Gaudreau, a 2011 fourth-round pick of the Calgary Flames, put up a staggering 80 points in 40 games for the Eagles, leading the nation in both goals (36) and assists (44) as well. He is the first player to record 80 or more points in college hockey since Colorado College's Peter Sejna posted 82 points in 2002-03. You may have heard of the guy who finished right behind Sejna that season with 79 points, Ferris State's Chris Kunitz .
Despite coming in at a listed 5-foot-7, 150 pounds, Gaudreau dominated opponents this season, failing to make the score sheet in only two games this year.
Gaudreau, whose season ended after the Eagles lost 5-4 to Union Thursday at the Frozen Four, will sign with the Flames and may even get into the lineup for Calgary's season finale against the Vancouver Canucks Sunday according to legendary college hockey writer John "Jocko" Connolly of the Boston Herald.
“Yeah, the Flames are going to have their corporate jet pick them up tonight right after (Hobey Baker Award ceremony) and fly them out to Vancouver and they're going to play on Sunday,'' BC head coach Jerry York told the Herald.
Should he play in that game, Gaudreau would be able to burn a year off his three-year entry-level contract, meaning he'd only have two years to go before hitting restricted free agency, assuming he makes the NHL club next year. The single game played this season, however, would not start his seven-year clock towards unrestricted free agency under the collective bargaining agreement.

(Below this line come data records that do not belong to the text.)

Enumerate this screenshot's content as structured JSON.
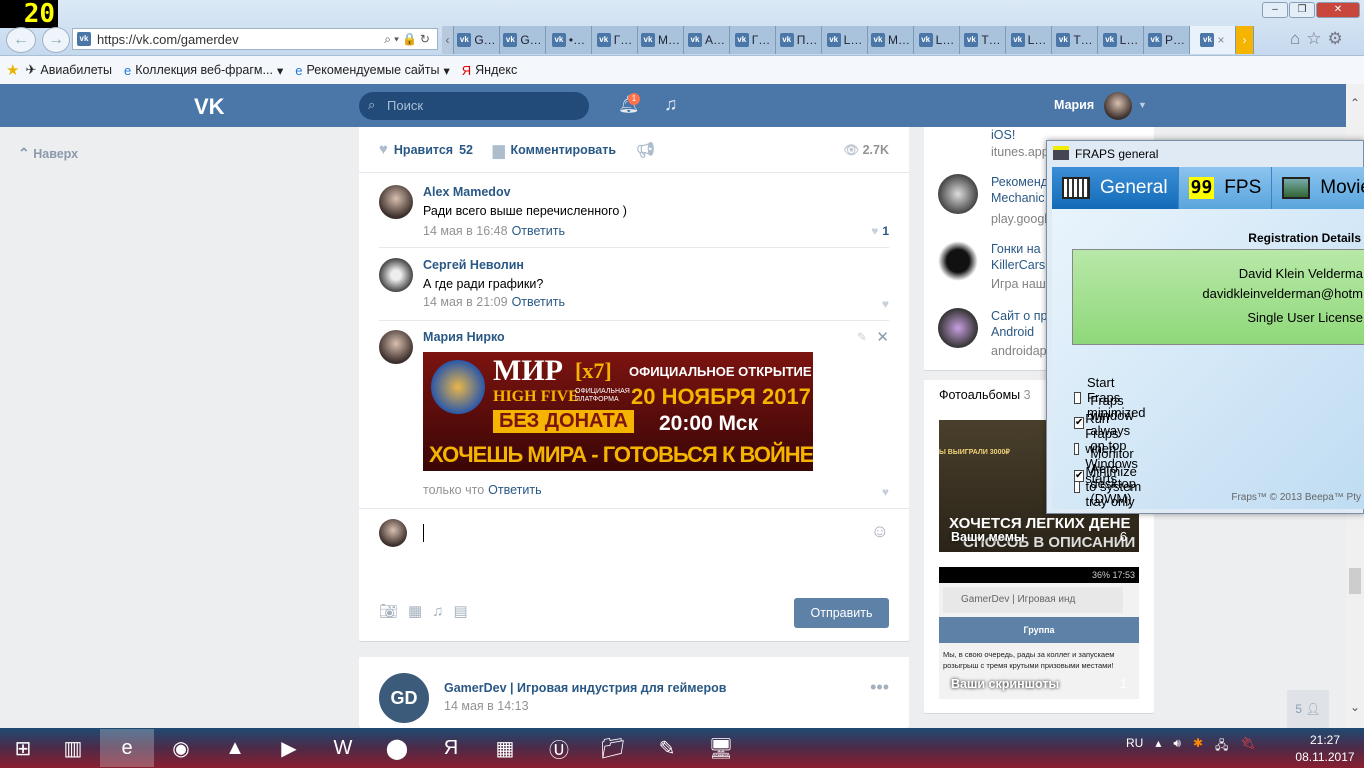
{
  "fps_overlay": "20",
  "browser": {
    "url": "https://vk.com/gamerdev",
    "tabs": [
      "G…",
      "G…",
      "•…",
      "Г…",
      "М…",
      "А…",
      "Г…",
      "П…",
      "L…",
      "М…",
      "L…",
      "Т…",
      "L…",
      "Т…",
      "L…",
      "Р…"
    ],
    "active_tab_close": "×",
    "favorites": [
      {
        "label": "Авиабилеты",
        "icon": "plane-icon"
      },
      {
        "label": "Коллекция веб-фрагм...",
        "icon": "ie-icon"
      },
      {
        "label": "Рекомендуемые сайты",
        "icon": "ie-icon"
      },
      {
        "label": "Яндекс",
        "icon": "yandex-icon"
      }
    ]
  },
  "vk": {
    "logo": "VK",
    "search_placeholder": "Поиск",
    "notifications": "1",
    "user": "Мария",
    "up": "Наверх",
    "post": {
      "like_label": "Нравится",
      "likes": "52",
      "comment_label": "Комментировать",
      "views": "2.7K"
    },
    "comments": [
      {
        "author": "Alex Mamedov",
        "text": "Ради всего выше перечисленного )",
        "time": "14 мая в 16:48",
        "reply": "Ответить",
        "likes": "1"
      },
      {
        "author": "Сергей Неволин",
        "text": "А где ради графики?",
        "time": "14 мая в 21:09",
        "reply": "Ответить",
        "likes": ""
      },
      {
        "author": "Мария Нирко",
        "text": "",
        "time": "только что",
        "reply": "Ответить",
        "likes": ""
      }
    ],
    "banner": {
      "l1": "МИР",
      "l1b": "[x7]",
      "l1c": "ОФИЦИАЛЬНОЕ ОТКРЫТИЕ",
      "l2": "HIGH FIVE",
      "l2b": "ОФИЦИАЛЬНАЯ ПЛАТФОРМА",
      "l2c": "20 НОЯБРЯ 2017",
      "l3": "БЕЗ ДОНАТА",
      "l3c": "20:00 Мск",
      "l4": "ХОЧЕШЬ МИРА - ГОТОВЬСЯ К ВОЙНЕ"
    },
    "send": "Отправить",
    "post2": {
      "author": "GamerDev | Игровая индустрия для геймеров",
      "time": "14 мая в 14:13",
      "avatar": "GD"
    },
    "ads": [
      {
        "title": "iOS!",
        "site": "itunes.app"
      },
      {
        "title": "Рекоменд\nMechanic",
        "site": "play.googl"
      },
      {
        "title": "Гонки на\nKillerCars",
        "site": "Игра наш"
      },
      {
        "title": "Сайт о пр\nAndroid",
        "site": "androidap"
      }
    ],
    "albums": {
      "title": "Фотоальбомы",
      "count": "3",
      "items": [
        {
          "label": "Ваши мемы",
          "count": "6",
          "overlay1": "ХОЧЕТСЯ ЛЕГКИХ ДЕНЕ",
          "overlay2": "СПОСОБ В ОПИСАНИИ",
          "top": "Ы ВЫИГРАЛИ 3000₽"
        },
        {
          "label": "Ваши скриншоты",
          "count": "1",
          "status": "36%  17:53",
          "urlbar": "GamerDev | Игровая инд",
          "header": "Группа",
          "body": "Мы, в свою очередь, рады за коллег и запускаем розыгрыш с тремя крутыми призовыми местами!"
        }
      ]
    },
    "friends_online": "5"
  },
  "fraps": {
    "title": "FRAPS general",
    "tabs": [
      "General",
      "FPS",
      "Movie"
    ],
    "fps_icon": "99",
    "reg_title": "Registration Details",
    "reg_name": "David Klein Velderma",
    "reg_email": "davidkleinvelderman@hotm",
    "reg_license": "Single User License",
    "options": [
      {
        "label": "Start Fraps minimized",
        "checked": false
      },
      {
        "label": "Fraps window always on top",
        "checked": true
      },
      {
        "label": "Run Fraps when Windows starts",
        "checked": false
      },
      {
        "label": "Monitor Aero desktop (DWM)",
        "checked": true
      },
      {
        "label": "Minimize to system tray only",
        "checked": false
      }
    ],
    "copyright": "Fraps™ © 2013 Beepa™ Pty"
  },
  "taskbar": {
    "lang": "RU",
    "time": "21:27",
    "date": "08.11.2017",
    "apps": [
      "start",
      "app-lineage",
      "ie",
      "chrome",
      "aimp",
      "media-player",
      "word",
      "video-player",
      "yandex",
      "lineage2",
      "ble",
      "explorer",
      "paint",
      "fraps"
    ]
  }
}
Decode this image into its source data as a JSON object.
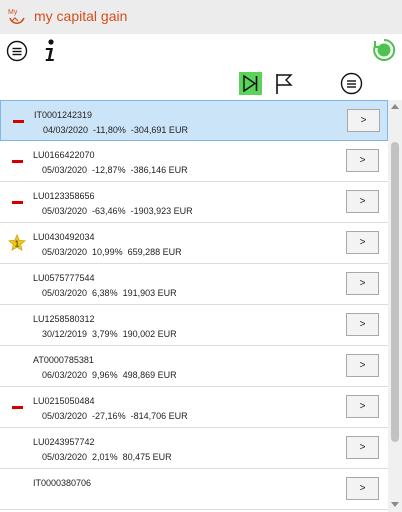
{
  "app": {
    "title": "my capital gain",
    "logo_text": "My",
    "brand_color": "#d44f1e"
  },
  "toolbar": {
    "menu_icon": "menu-circle-icon",
    "info_icon": "info-icon",
    "status_icon": "sync-status-icon",
    "status_color": "#4cc34c",
    "skip_icon": "skip-end-icon",
    "skip_color": "#5bd35b",
    "flag_icon": "flag-icon",
    "list_menu_icon": "menu-circle-icon"
  },
  "rows": [
    {
      "code": "IT0001242319",
      "date": "04/03/2020",
      "pct": "-11,80%",
      "amount": "-304,691 EUR",
      "mark": "minus",
      "selected": true,
      "button": ">"
    },
    {
      "code": "LU0166422070",
      "date": "05/03/2020",
      "pct": "-12,87%",
      "amount": "-386,146 EUR",
      "mark": "minus",
      "selected": false,
      "button": ">"
    },
    {
      "code": "LU0123358656",
      "date": "05/03/2020",
      "pct": "-63,46%",
      "amount": "-1903,923 EUR",
      "mark": "minus",
      "selected": false,
      "button": ">"
    },
    {
      "code": "LU0430492034",
      "date": "05/03/2020",
      "pct": "10,99%",
      "amount": "659,288 EUR",
      "mark": "star",
      "mark_text": "1",
      "selected": false,
      "button": ">"
    },
    {
      "code": "LU0575777544",
      "date": "05/03/2020",
      "pct": "6,38%",
      "amount": "191,903 EUR",
      "mark": "none",
      "selected": false,
      "button": ">"
    },
    {
      "code": "LU1258580312",
      "date": "30/12/2019",
      "pct": "3,79%",
      "amount": "190,002 EUR",
      "mark": "none",
      "selected": false,
      "button": ">"
    },
    {
      "code": "AT0000785381",
      "date": "06/03/2020",
      "pct": "9,96%",
      "amount": "498,869 EUR",
      "mark": "none",
      "selected": false,
      "button": ">"
    },
    {
      "code": "LU0215050484",
      "date": "05/03/2020",
      "pct": "-27,16%",
      "amount": "-814,706 EUR",
      "mark": "minus",
      "selected": false,
      "button": ">"
    },
    {
      "code": "LU0243957742",
      "date": "05/03/2020",
      "pct": "2,01%",
      "amount": "80,475 EUR",
      "mark": "none",
      "selected": false,
      "button": ">"
    },
    {
      "code": "IT0000380706",
      "date": "",
      "pct": "",
      "amount": "",
      "mark": "none",
      "selected": false,
      "button": ">"
    }
  ]
}
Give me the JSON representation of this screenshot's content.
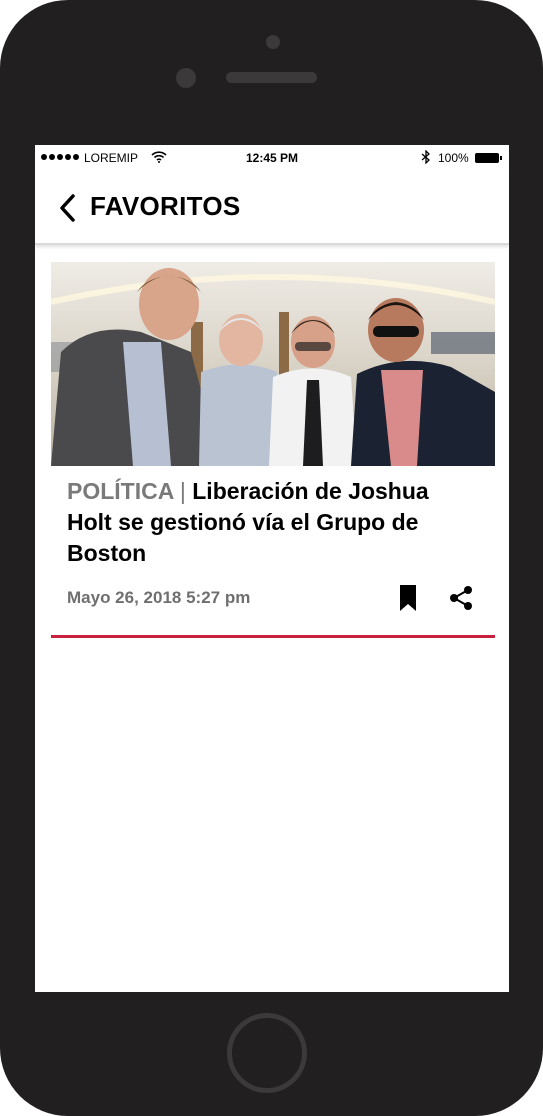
{
  "status_bar": {
    "carrier": "LOREMIP",
    "time": "12:45 PM",
    "battery": "100%",
    "icons": [
      "signal-dots-icon",
      "wifi-icon",
      "bluetooth-icon",
      "battery-icon"
    ]
  },
  "header": {
    "title": "FAVORITOS",
    "back_icon": "chevron-left-icon"
  },
  "article": {
    "category": "POLÍTICA",
    "separator": "|",
    "title": "Liberación de Joshua Holt se gestionó vía el Grupo de Boston",
    "date": "Mayo 26, 2018 5:27 pm",
    "actions": [
      "bookmark-icon",
      "share-icon"
    ],
    "accent_color": "#c9203f"
  }
}
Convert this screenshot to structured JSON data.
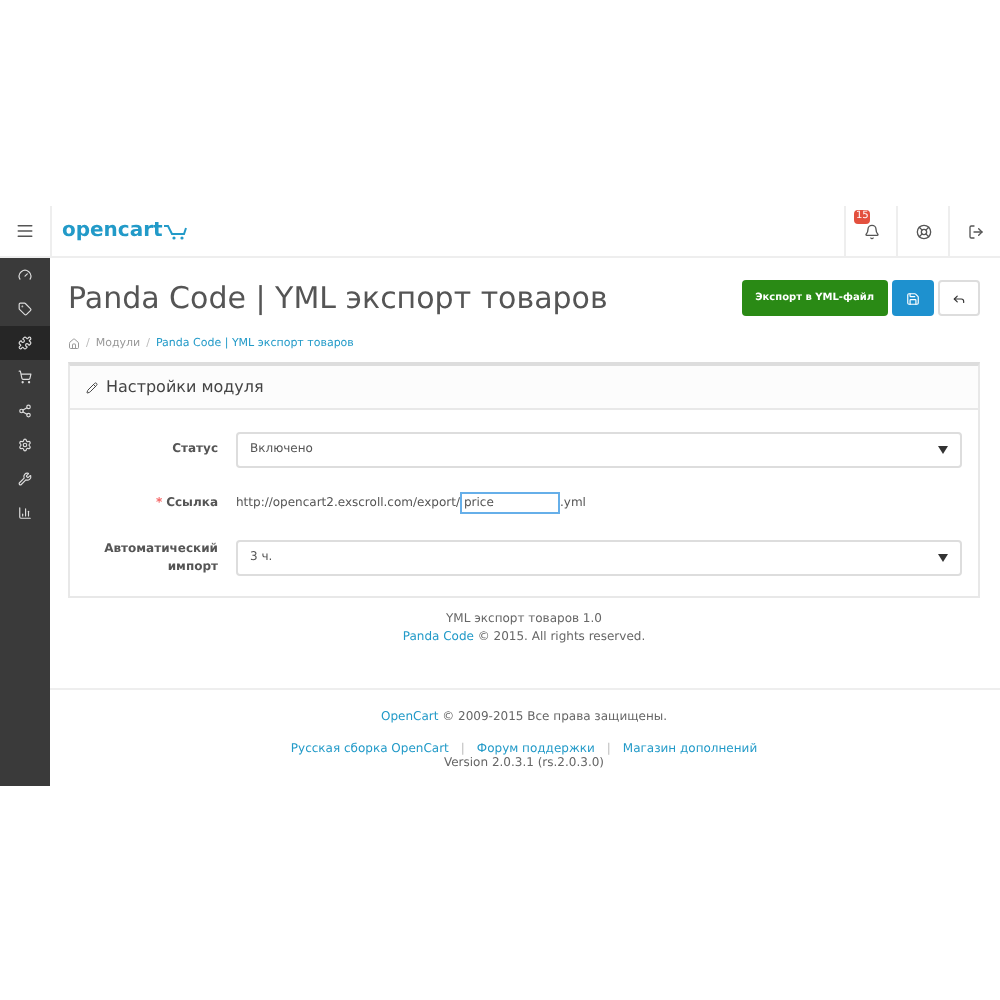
{
  "header": {
    "logo": "opencart",
    "notification_count": "15"
  },
  "sidebar": {
    "items": [
      {
        "kind": "dashboard",
        "selected": false
      },
      {
        "kind": "catalog",
        "selected": false
      },
      {
        "kind": "extensions",
        "selected": true
      },
      {
        "kind": "sales",
        "selected": false
      },
      {
        "kind": "marketing",
        "selected": false
      },
      {
        "kind": "system",
        "selected": false
      },
      {
        "kind": "tools",
        "selected": false
      },
      {
        "kind": "reports",
        "selected": false
      }
    ]
  },
  "page": {
    "title": "Panda Code | YML экспорт товаров",
    "buttons": [
      {
        "kind": "export",
        "label": "Экспорт в YML-файл"
      },
      {
        "kind": "save"
      },
      {
        "kind": "back"
      }
    ],
    "breadcrumb_separator": "/",
    "breadcrumbs": [
      "Модули",
      "Panda Code | YML экспорт товаров"
    ]
  },
  "panel": {
    "title": "Настройки модуля",
    "required_mark": "*",
    "fields": [
      {
        "kind": "select",
        "label": "Статус",
        "required": false,
        "value": "Включено"
      },
      {
        "kind": "link",
        "label": "Ссылка",
        "required": true,
        "prefix": "http://opencart2.exscroll.com/export/",
        "value": "price",
        "suffix": ".yml"
      },
      {
        "kind": "select",
        "label": "Автоматический импорт",
        "required": false,
        "value": "3 ч."
      }
    ]
  },
  "module_footer": {
    "title": "YML экспорт товаров 1.0",
    "link": "Panda Code",
    "text": "© 2015. All rights reserved."
  },
  "footer": {
    "link": "OpenCart",
    "text": "© 2009-2015 Все права защищены.",
    "separator": "|",
    "links": [
      "Русская сборка OpenCart",
      "Форум поддержки",
      "Магазин дополнений"
    ],
    "version": "Version 2.0.3.1 (rs.2.0.3.0)"
  }
}
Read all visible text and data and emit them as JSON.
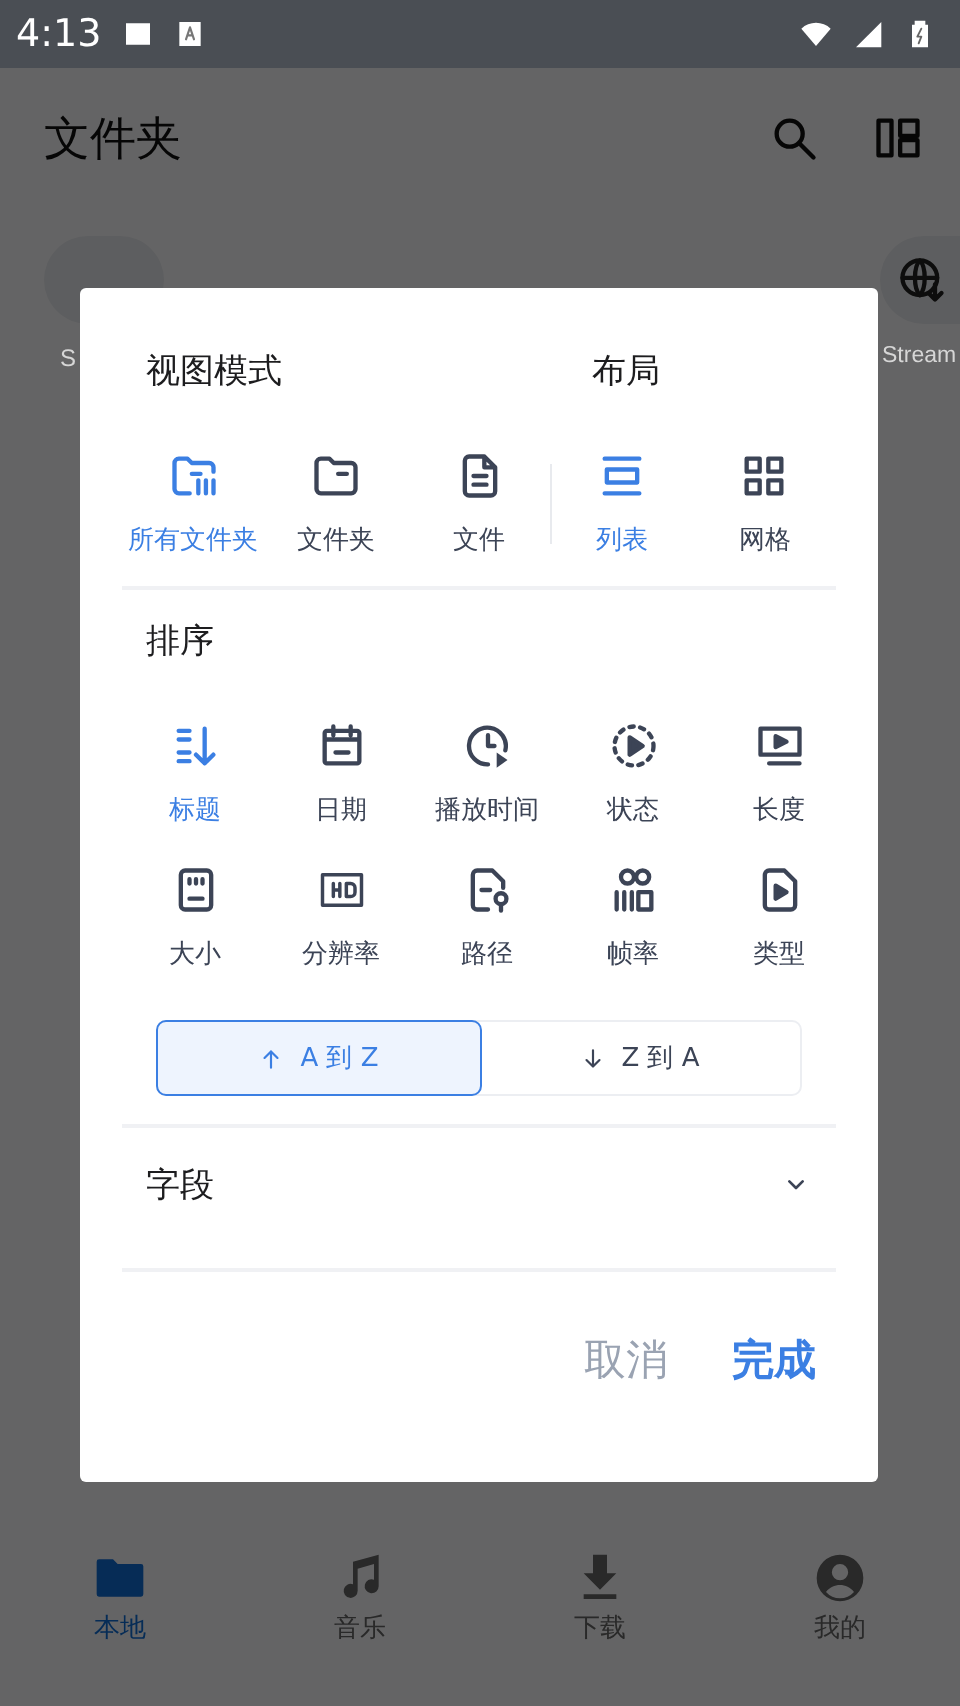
{
  "status_bar": {
    "time": "4:13"
  },
  "app_bar": {
    "title": "文件夹"
  },
  "chips": [
    {
      "label": "S"
    },
    {
      "label": "Stream"
    }
  ],
  "dialog": {
    "view_mode": {
      "title": "视图模式",
      "options": [
        {
          "label": "所有文件夹",
          "selected": true
        },
        {
          "label": "文件夹",
          "selected": false
        },
        {
          "label": "文件",
          "selected": false
        }
      ]
    },
    "layout": {
      "title": "布局",
      "options": [
        {
          "label": "列表",
          "selected": true
        },
        {
          "label": "网格",
          "selected": false
        }
      ]
    },
    "sort": {
      "title": "排序",
      "options": [
        {
          "label": "标题",
          "selected": true
        },
        {
          "label": "日期",
          "selected": false
        },
        {
          "label": "播放时间",
          "selected": false
        },
        {
          "label": "状态",
          "selected": false
        },
        {
          "label": "长度",
          "selected": false
        },
        {
          "label": "大小",
          "selected": false
        },
        {
          "label": "分辨率",
          "selected": false
        },
        {
          "label": "路径",
          "selected": false
        },
        {
          "label": "帧率",
          "selected": false
        },
        {
          "label": "类型",
          "selected": false
        }
      ],
      "order": [
        {
          "label": "A 到 Z",
          "kind": "ascending",
          "selected": true
        },
        {
          "label": "Z 到 A",
          "kind": "descending",
          "selected": false
        }
      ]
    },
    "fields": {
      "label": "字段",
      "expanded": false
    },
    "buttons": [
      {
        "label": "取消",
        "kind": "cancel"
      },
      {
        "label": "完成",
        "kind": "confirm"
      }
    ]
  },
  "bottom_nav": [
    {
      "label": "本地",
      "selected": true
    },
    {
      "label": "音乐",
      "selected": false
    },
    {
      "label": "下载",
      "selected": false
    },
    {
      "label": "我的",
      "selected": false
    }
  ]
}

Despite his slight build, Gaudreau's magic hands and hockey sense suggest he could play in the NHL and succeed at that level. Putting up 80 points in college hockey is just unheard of these days. With a maximum of 44 games a player can play in one season and the presence of older and stronger players, that kind of production just doesn't come along very often. It just shows how unique a talent he is.
In 119 career college games over three years, Gaudreau put up 176 points. He won the national championship with Boston College as a freshman in 2012 and helped lead the team back to the Frozen Four this year.